In begründeten Fällen kann die Kommission dem Mitgliedstaat auf dessen Antrag die Aufschiebung dieses Zeitpunkts gestatten."

Nationales Recht

Das Post- und Fernmeldegesetzbuch

6 Bis zur Umsetzung der Richtlinie 97/13 waren die öffentlichen Telekommunikationsdienste in Italien gemäß Art. 1 Abs. 1 des Post- und Fernmeldegesetzbuchs (Codice postale e delle telecomunicazioni, im Folgenden: Codice postale) im Anhang des Dekrets des Präsidenten der Republik Nr. 156 über die Genehmigung des Gesetzes über den Postdienst, den Postbankdienst und die Telekommunikation (Approvazione del testo unico delle disposizioni legislative in materia postale, di bancoposta e di telecomunicazioni) vom 29. März 1973 (GURI Nr. 113 vom 3. Mai 1973, Supplemento ordinario) dem Staat vorbehalten.
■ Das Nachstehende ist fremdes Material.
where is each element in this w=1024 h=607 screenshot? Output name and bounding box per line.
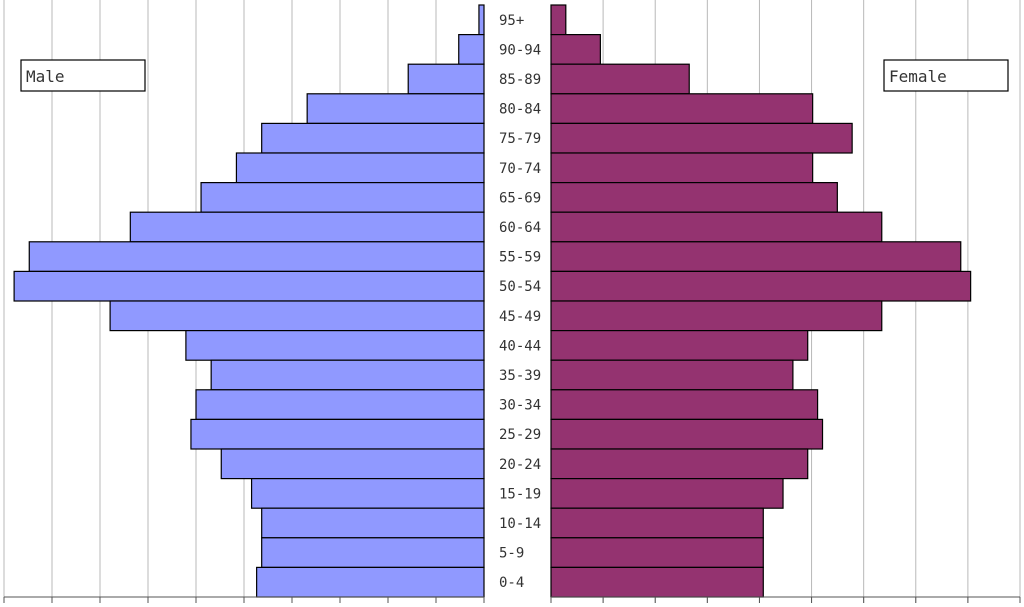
bar-male [195,389,485,420]
bar-male [220,448,485,480]
bar-female [550,152,814,184]
age-group-label: 65-69 [499,190,541,206]
bar-female [550,448,809,480]
bar-male [250,478,485,509]
age-group-labels: 95+ 90-94 85-89 80-84 75-79 70-74 65-69 60-64 55… [499,13,541,591]
bar-male [210,359,485,391]
age-group-label: 85-89 [499,72,541,88]
bar-male [458,33,485,65]
bar-female [550,359,794,391]
bar-female [550,478,784,509]
bar-female [550,270,972,302]
female-bars [550,4,972,598]
age-group-label: 90-94 [499,42,541,58]
bar-male [261,507,485,539]
bar-female [550,93,814,125]
age-group-label: 80-84 [499,102,541,118]
age-group-label: 50-54 [499,279,541,295]
bar-male [478,4,485,36]
bar-male [28,241,485,273]
age-group-label: 60-64 [499,220,541,236]
age-group-label: 95+ [499,13,524,29]
bar-female [550,389,819,420]
age-group-label: 5-9 [499,546,524,562]
bar-male [306,93,485,125]
age-group-label: 45-49 [499,309,541,325]
bar-female [550,63,690,95]
bar-female [550,122,853,154]
bar-male [13,270,485,302]
age-group-label: 30-34 [499,398,541,414]
bar-female [550,566,764,598]
bar-male [407,63,485,95]
legend-female-label: Female [889,67,947,86]
bar-female [550,507,764,539]
legend-female: Female [883,59,1009,92]
bar-male [129,211,485,243]
bar-male [109,300,485,332]
bar-female [550,300,883,332]
age-group-label: 25-29 [499,427,541,443]
bar-female [550,330,809,361]
bar-male [200,182,485,213]
legend-male-label: Male [26,67,65,86]
legend-male: Male [20,59,146,92]
bar-female [550,182,838,213]
bar-male [235,152,485,184]
age-group-label: 55-59 [499,250,541,266]
axes [3,596,1021,603]
age-group-label: 40-44 [499,338,541,354]
age-group-label: 70-74 [499,161,541,177]
bar-male [261,537,485,568]
age-group-label: 35-39 [499,368,541,384]
bar-female [550,537,764,568]
age-group-label: 15-19 [499,486,541,502]
age-group-label: 75-79 [499,131,541,147]
age-group-label: 0-4 [499,575,524,591]
bar-male [256,566,485,598]
age-group-label: 20-24 [499,457,541,473]
bar-male [185,330,485,361]
bar-female [550,33,601,65]
bar-female [550,241,962,273]
bar-female [550,211,883,243]
male-bars [13,4,485,598]
age-group-label: 10-14 [499,516,541,532]
bar-male [190,418,485,450]
bar-male [261,122,485,154]
bar-female [550,418,824,450]
bar-female [550,4,567,36]
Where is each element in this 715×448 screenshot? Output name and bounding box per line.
7 Nach Art. 188 des Codice postale "[ist der] Konzessionär ... verpflichtet, eine jährliche Abgabe nach Maßgabe des vorliegenden Dekrets, der Verordnung oder des Konzessionsakts an den Staat zu zahlen". Diese Abgabe wurde nach den Bruttoeinnahmen oder -erlösen aus den von der Konzession erfassten Diensten unter Abzug der an die Konzessionärin des öffentlichen Netzes bezahlten Beträge berechnet.

Das Dekret des Präsidenten der Republik Nr. 318

8 Die Richtlinie 97/13 wurde insbesondere durch das Dekret des Präsidenten der Republik Nr. 318 zur Durchführung der Gemeinschaftsrichtlinien auf dem Gebiet der Telekommunikation (Regolamento per l'attuazione di direttive comunitarie nel settore delle telecomunicazioni) vom 19. September 1997 (GURI Nr. 221 vom 22. September 1997, Supplemento ordinario, im Folgenden: Dekret Nr. 318/1997) umgesetzt.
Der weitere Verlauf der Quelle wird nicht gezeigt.